The first official day of summer is approaching fast and high temperatures can put more stress on diesel engines and their cooling systems. Especially if you are in an area that regularly hits triple digits, there are some important steps you should take to make sure your diesel engine equipment is prepared for the summer heat.
Schedule an inspection with a cooling system service provider
If there is only one thing you do to protect your diesel engine equipment during the summer season, make it a thorough maintenance appointment with a reliable service team that specializes in diesel engine cooling. Even if you are already on a regular maintenance plan, be sure to get your most important equipment inspected before temperatures start to spike. Naturally, the hotter it is the harder your cooling system will have to work to protect your engine. Routine measures like a coolant check or replacing air filters could prevent big problems from affecting your engine when it’s under stress. This pre-summer inspection is also a great time to confirm that you’re using the right type of coolant for your engine, and to find out if something specifically designed for high temperature environments is necessary. Service technicians can also clean your radiators, either with traditional methods or waterless dry ice blasting, which will help the system dissipate heat as efficiently as possible. Any diesel particulate filters (DPFs) should also be cleaned and restored.
Check your thermostat
The thermostat is an important diesel engine cooling system component that your service technician should check if you follow the first measure on this list. But it warrants special mention here because a malfunctioning thermostat won’t release coolant to flow through the radiator properly, which will lead to engine overheating. Make sure you have the thermostat tested by a cooling system expert, especially if yours is an engine model with more than one.

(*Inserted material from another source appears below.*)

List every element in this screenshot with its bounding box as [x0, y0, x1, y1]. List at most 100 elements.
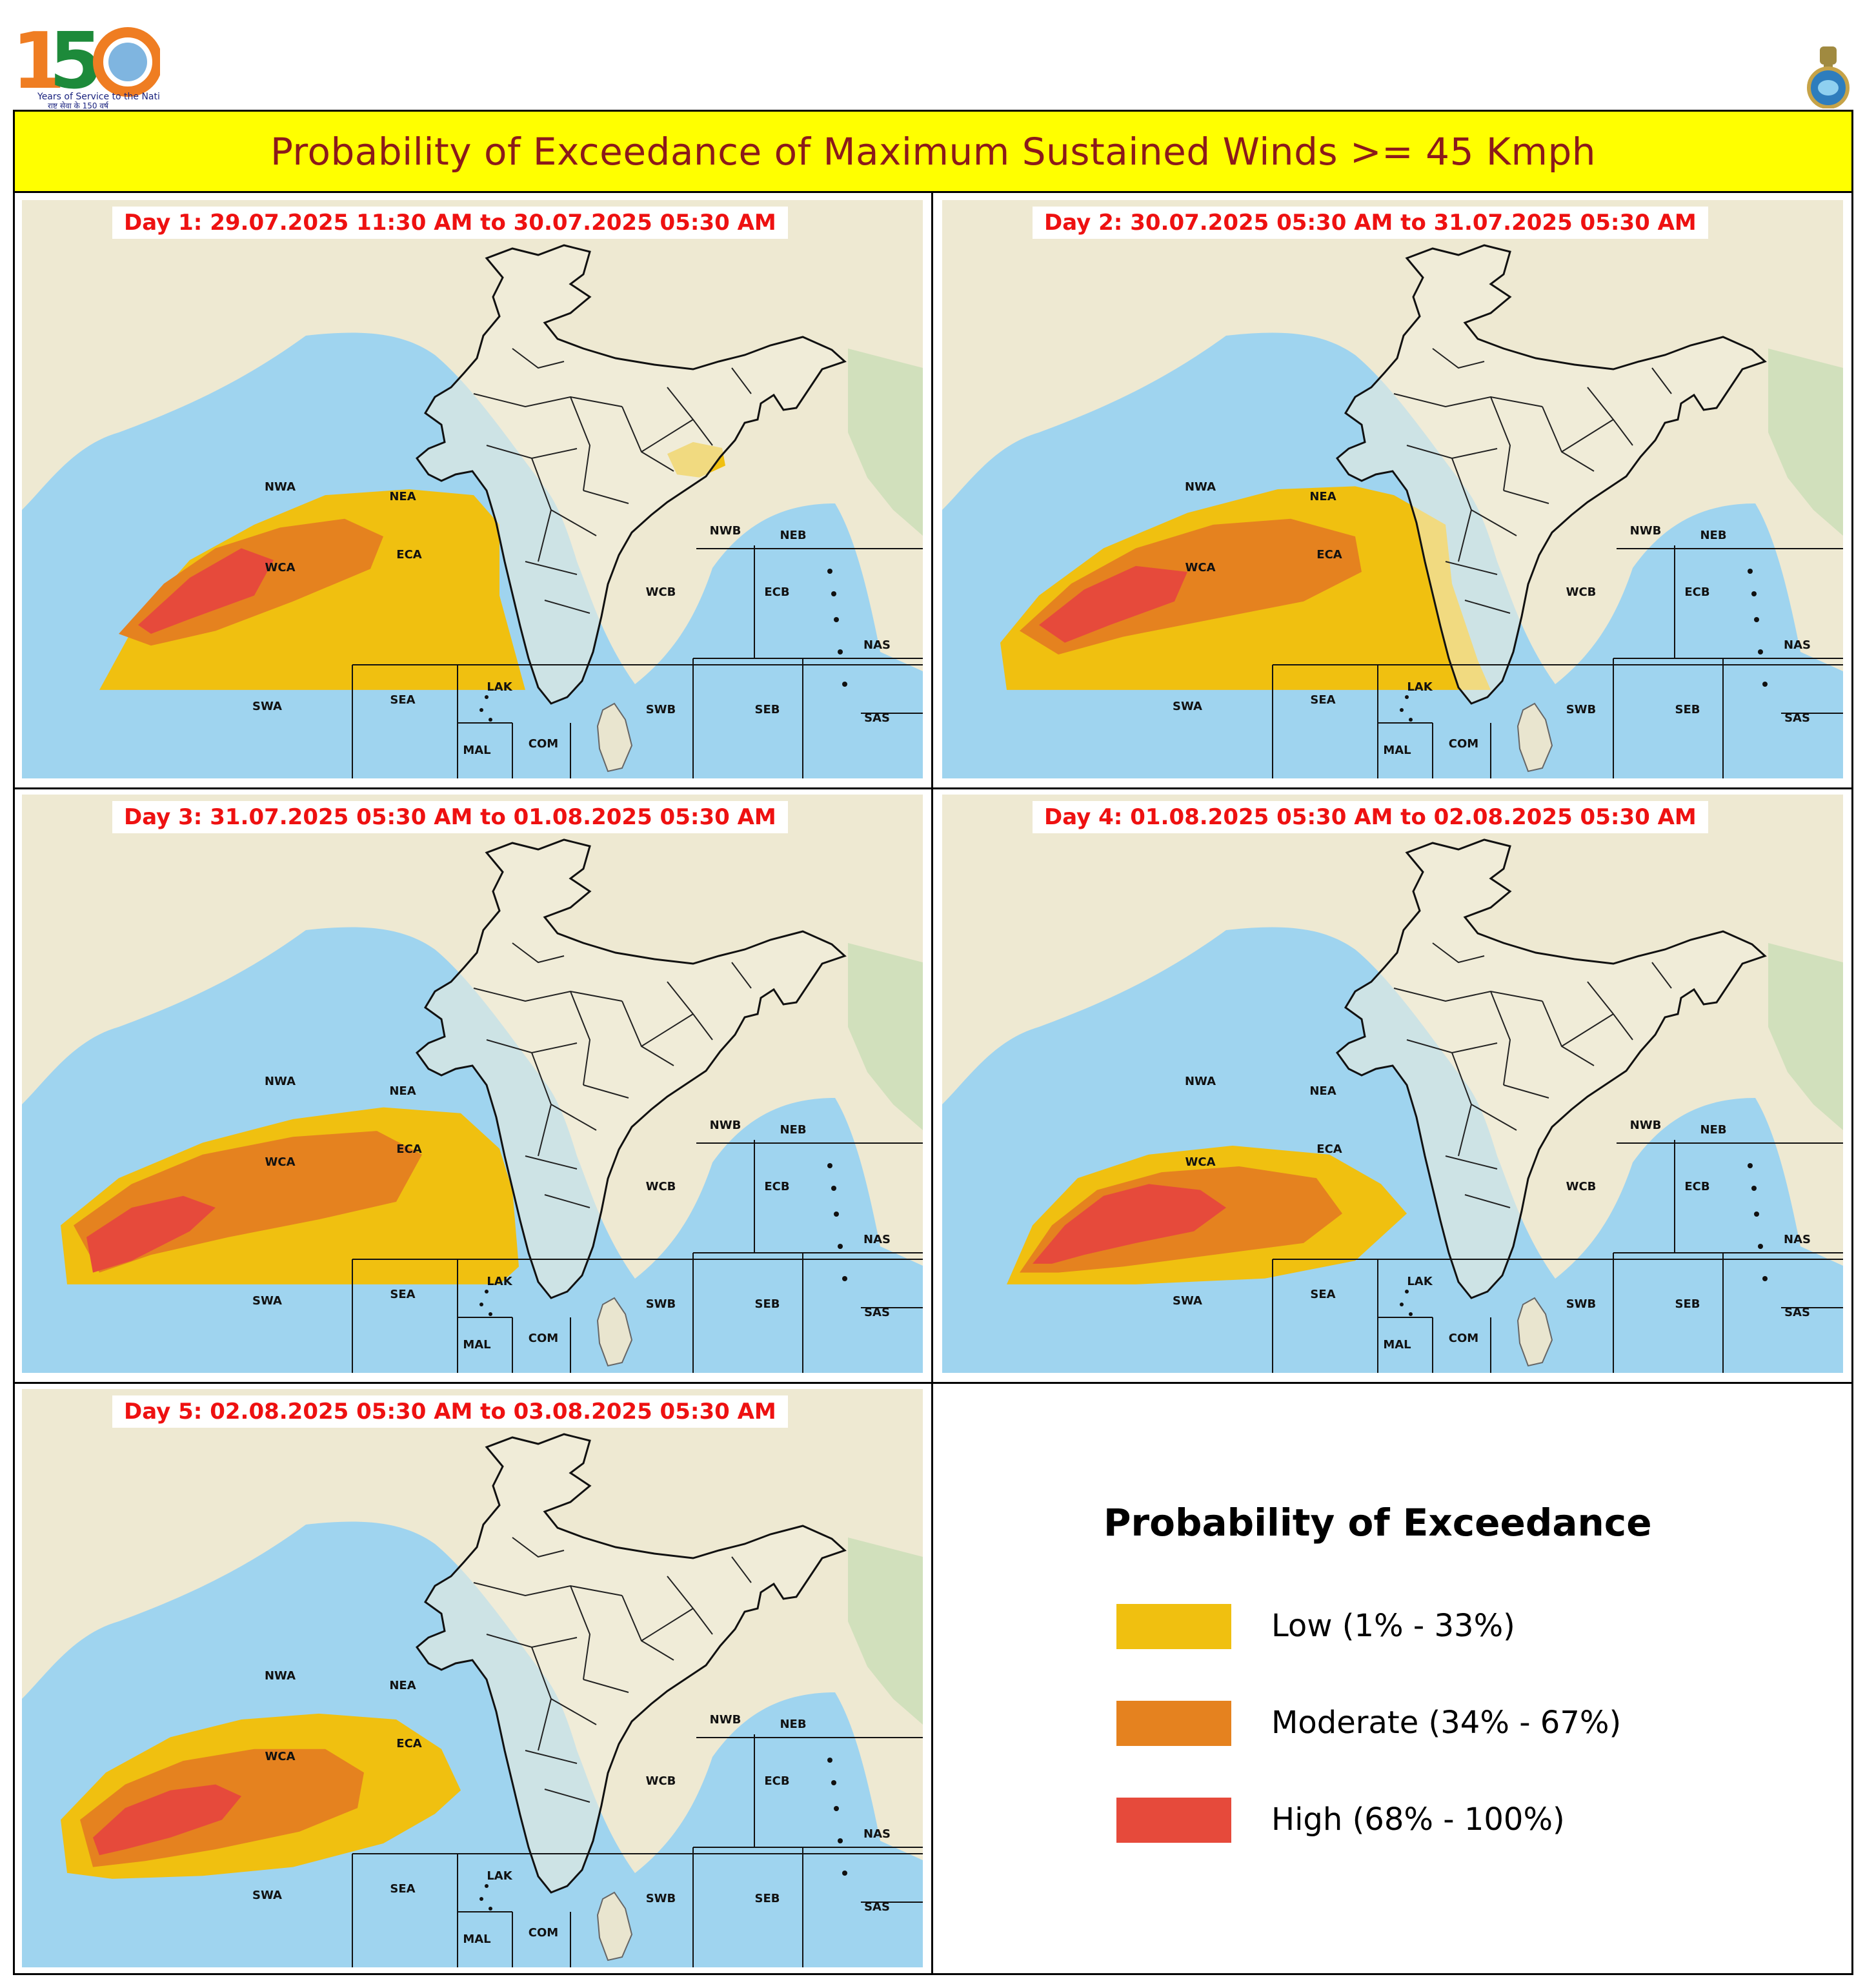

Prepare your job site to minimize dust and particles
It is no secret that dust, rocks and other abrasive particles kicked up by moving vehicles at a job site are a danger to engines. Scorching heat dries out the ground and can make these common hazards worse. If possible, water as much of your job site as you can, both before and during busiest work hours. It will minimize the amount of dust in the air and limit the potential for components like bearings being damaged.
Let your engine idle before turning off
This one is a simple habit that too many operators forget. Before shutting down heavy diesel engine equipment, let the engine idle for at least 5 minutes. This allows the engine to cool down and will extend the life of vital components like the diesel exhaust fluid (DEF) injector.
Check your tires and rotate them regularly
As the temperature rises, so does the temperature of asphalt roads and other surfaces your equipment drives on. Heat transfers to the tires and gets trapped in the rubber, increasing the speed at which they wear down. Make sure you are sticking to a regular tire rotation schedule to offset this faster wear. It will help reduce the stress on your engine and delay the need for expensive replacements.